Thanks!! I'll just try another route. Any advise will be greatly Appreciated

biteme


----------



## chapito (Jan 16, 2017)

Best guess would be look for "Floor model drill presses", here in forums, used parts online, eBay, CL, etc


----------



## Wally95008 (9 mo ago)

This dialog solved my bench drill press problem. I just need to extend the height for a few projects, so the auto tail pipe suggestion worked like a charm.


----------



## WoodenDreams (Aug 23, 2018)

Reviewing your old thread. Yes the tailpipe would work. A steel supply warehouse would have thicker gauge pipe. Your limitation is really the spindle travel. You may only have 2 1/2" travel with the bench top drill press. Verses 3 1/8", 4 3/8" or 6" available on the regular floor model.


----------



## Harryn (Apr 25, 2011)

A bench mounted DP generally has a lighter weight base plate. I would be concerned that it may be top heavy
and subject to tipping, Mount it to a piece of plywood to make it more stable.


----------



## DonnyBahama (Jun 21, 2011)

> Why not something like this.


That's a pretty cool idea but I think I'd build it with drawers and just have a platform that could be used on top of any pulled out drawer.


----------



## DonnyBahama (Jun 21, 2011)

> Your limitation is really the spindle travel. You may only have 2 1/2" travel with the bench top drill press. Verses 3 1/8", 4 3/8" or 6" available on the regular floor model.

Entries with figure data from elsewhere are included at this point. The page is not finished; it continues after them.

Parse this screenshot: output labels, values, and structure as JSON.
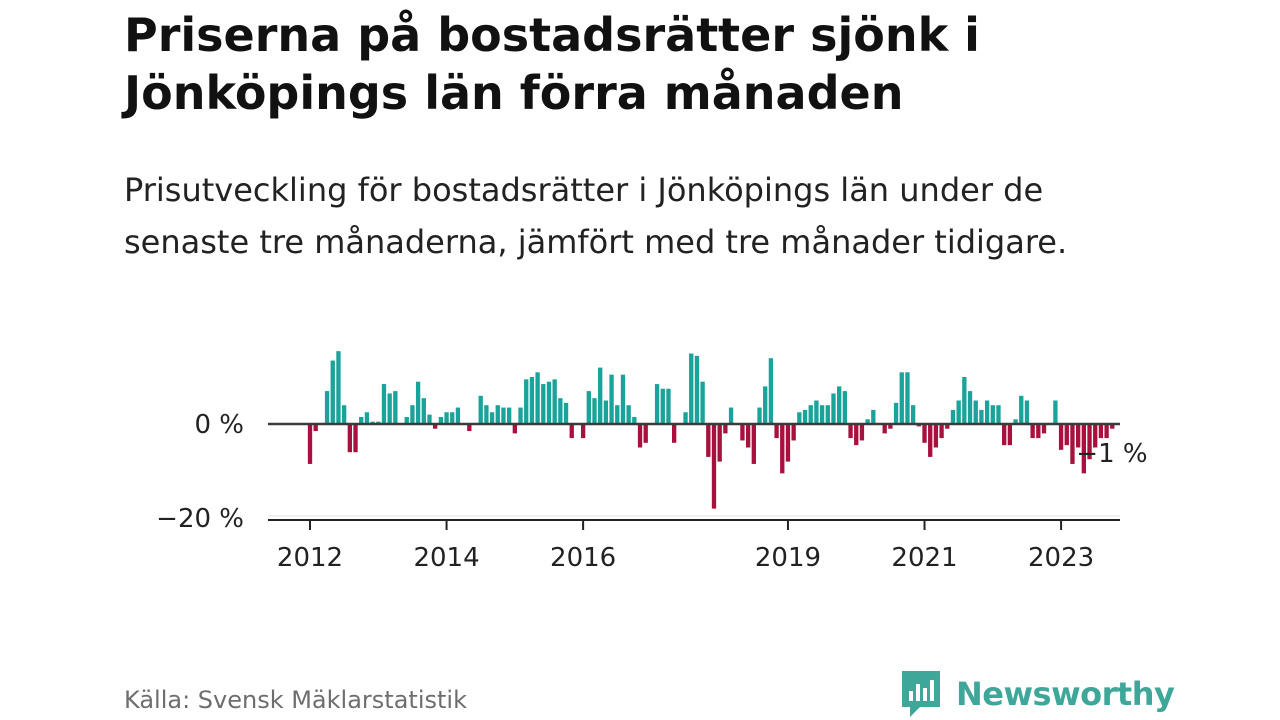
{
  "header": {
    "title": "Priserna på bostadsrätter sjönk i Jönköpings län förra månaden",
    "subtitle": "Prisutveckling för bostadsrätter i Jönköpings län under de senaste tre månaderna, jämfört med tre månader tidigare."
  },
  "footer": {
    "source": "Källa: Svensk Mäklarstatistik",
    "brand": "Newsworthy"
  },
  "colors": {
    "positive": "#1aa39a",
    "negative": "#a8103e",
    "brand": "#3fa79a"
  },
  "chart_data": {
    "type": "bar",
    "title": "",
    "xlabel": "",
    "ylabel": "",
    "ylim": [
      -20,
      15
    ],
    "yticks": [
      0,
      -20
    ],
    "ytick_labels": [
      "0 %",
      "−20 %"
    ],
    "xticks": [
      "2012",
      "2014",
      "2016",
      "2019",
      "2021",
      "2023"
    ],
    "last_value_label": "−1 %",
    "start": "2012-01",
    "values": [
      -8.5,
      -1.5,
      0,
      7,
      13.5,
      15.5,
      4,
      -6,
      -6,
      1.5,
      2.5,
      0.5,
      0.5,
      8.5,
      6.5,
      7,
      0,
      1.5,
      4,
      9,
      5.5,
      2,
      -1,
      1.5,
      2.5,
      2.5,
      3.5,
      0,
      -1.5,
      0,
      6,
      4,
      2.5,
      4,
      3.5,
      3.5,
      -2,
      3.5,
      9.5,
      10,
      11,
      8.5,
      9,
      9.5,
      5.5,
      4.5,
      -3,
      0,
      -3,
      7,
      5.5,
      12,
      5,
      10.5,
      4,
      10.5,
      4,
      1.5,
      -5,
      -4,
      0,
      8.5,
      7.5,
      7.5,
      -4,
      0,
      2.5,
      15,
      14.5,
      9,
      -7,
      -18,
      -8,
      -2,
      3.5,
      0,
      -3.5,
      -5,
      -8.5,
      3.5,
      8,
      14,
      -3,
      -10.5,
      -8,
      -3.5,
      2.5,
      3,
      4,
      5,
      4,
      4,
      6.5,
      8,
      7,
      -3,
      -4.5,
      -3.5,
      1,
      3,
      0,
      -2,
      -1,
      4.5,
      11,
      11,
      4,
      -0.5,
      -4,
      -7,
      -5,
      -3,
      -1,
      3,
      5,
      10,
      7,
      5,
      3,
      5,
      4,
      4,
      -4.5,
      -4.5,
      1,
      6,
      5,
      -3,
      -3,
      -2,
      0,
      5,
      -5.5,
      -4.5,
      -8.5,
      -5,
      -10.5,
      -7.5,
      -5,
      -3,
      -3,
      -1
    ]
  }
}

That's a very good point. I came to the same conclusion. I'm working on a design for a horizontal drill press that would use just the head of the benchtop drill press.


----------



## tvrgeek (Nov 19, 2013)

Old thread. 
Anyway, even with a heavy duty floor stander, the post is flexible. You would not have a rack for the table. Tables quite small. Most are too small as they are set for metalwork. Clamp on tables are clumsy and floppy. 
Save your money and watch for a decent used one. Heavier the better. It should be a hint, one of the obvious spec differences as yo go up in quality is post diameter ( and weight) Longer the stroke the better. Many don't have a really slow speed. I came to the conclusion you can almost choose machine tools by weight.

A lot of money, but there are only two DPs on my list. The super fancy and expensive Nova and the conventional Palmgren. It is a shame about the terrible quality, as the current Delta is one of the few set up for woodworking. Jet not bad either, but again, dubious quality.


----------